The agencies responded with an approach called “housing first.” The idea, Schulmeister explains, is to “put people into housing and support them through all of their different issues until they all of a sudden realize they have something and they don’t want to lose it. It’s a slow process, and it takes a lot of work, but it does happen.”

“Some folks have difficulties working with systems,” says Carlisle. “People with severe mental illness have trouble living with others, but they do want housing. People don’t want to be Breathalyzed or take medicine, but we’ve moved away from a lot of [those] requirements. Avalon [Housing] has a system without preconditions, and usage drops over time if they’re housed.”

Schulmeister adds that substance abuse alone doesn’t cause homelessness. Fundamentally, “it’s about poverty,” she says. “People who are high users of drugs and alcohol who are rich don’t end up on the street.” The shelter mainly serves people from Washtenaw County. “Two-thirds of our homeless come from Ypsi and Ypsi Township,” says Carlisle. “The other third comes from Ann Arbor, Pittsfield, Dexter, Chelsea, and outside the area.”

That last group, Schulmeister acknowledges, includes some people from outside the county. It’s a sensitive subject, she says, but one she feels strongly about.

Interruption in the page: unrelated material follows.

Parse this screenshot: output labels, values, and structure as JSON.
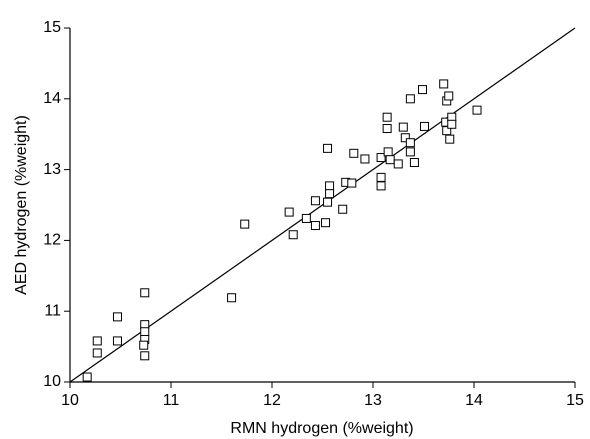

“People [come] to Ann Arbor for shelter because there aren’t enough shelters in the state,” she says. She says she’s told state officials, “I don’t want more money from you. I want you to put pressure on communities to at least have warming centers, or overnight warming centers, in their communities in the wintertime so people don’t make this huge exodus” to towns that do.

“Everybody wants the problems to end, Schulmeister says, “but without them having higher taxes or paying more money to charity or supporting people whom they consider to be bums and druggies–and they don’t want mentally ill people near them. I have no idea what will convince people to do this.”

After nineteen years on the job, Schulmeister will retire in June. Though she says she has “many reasons” for retiring, she admits “it’s getting harder and harder for me to do the politics. The politics are that bad.”

Asked if she means federal, state, or local politics, Schulmeister replies, “just say politics. Everybody understands what that means.”

The future of the effort to end homelessness, she says, is “a real crapshoot right now. So much depends on the money coming from the feds. The Affordable Care Act was a huge improvement, and they’re going to repeal it in the next hundred days … if we start losing [resources], that will set us back to where people come in the shelter and there’s no way to get out. And living at the shelter isn’t an option, so that makes it a revolving door.”

Asked what skills her successor at the shelter will need most, she replies: “First, this is a small business. It’s all about income and expense.

“Second, we are a personnel-driven organization. You really have to know how to keep staff happy. They’re people who are dedicated, and you want to support that.

“Third, you need a small ego. Lots of things are sad, and a lot of things are dumb–but you can’t take it personally.”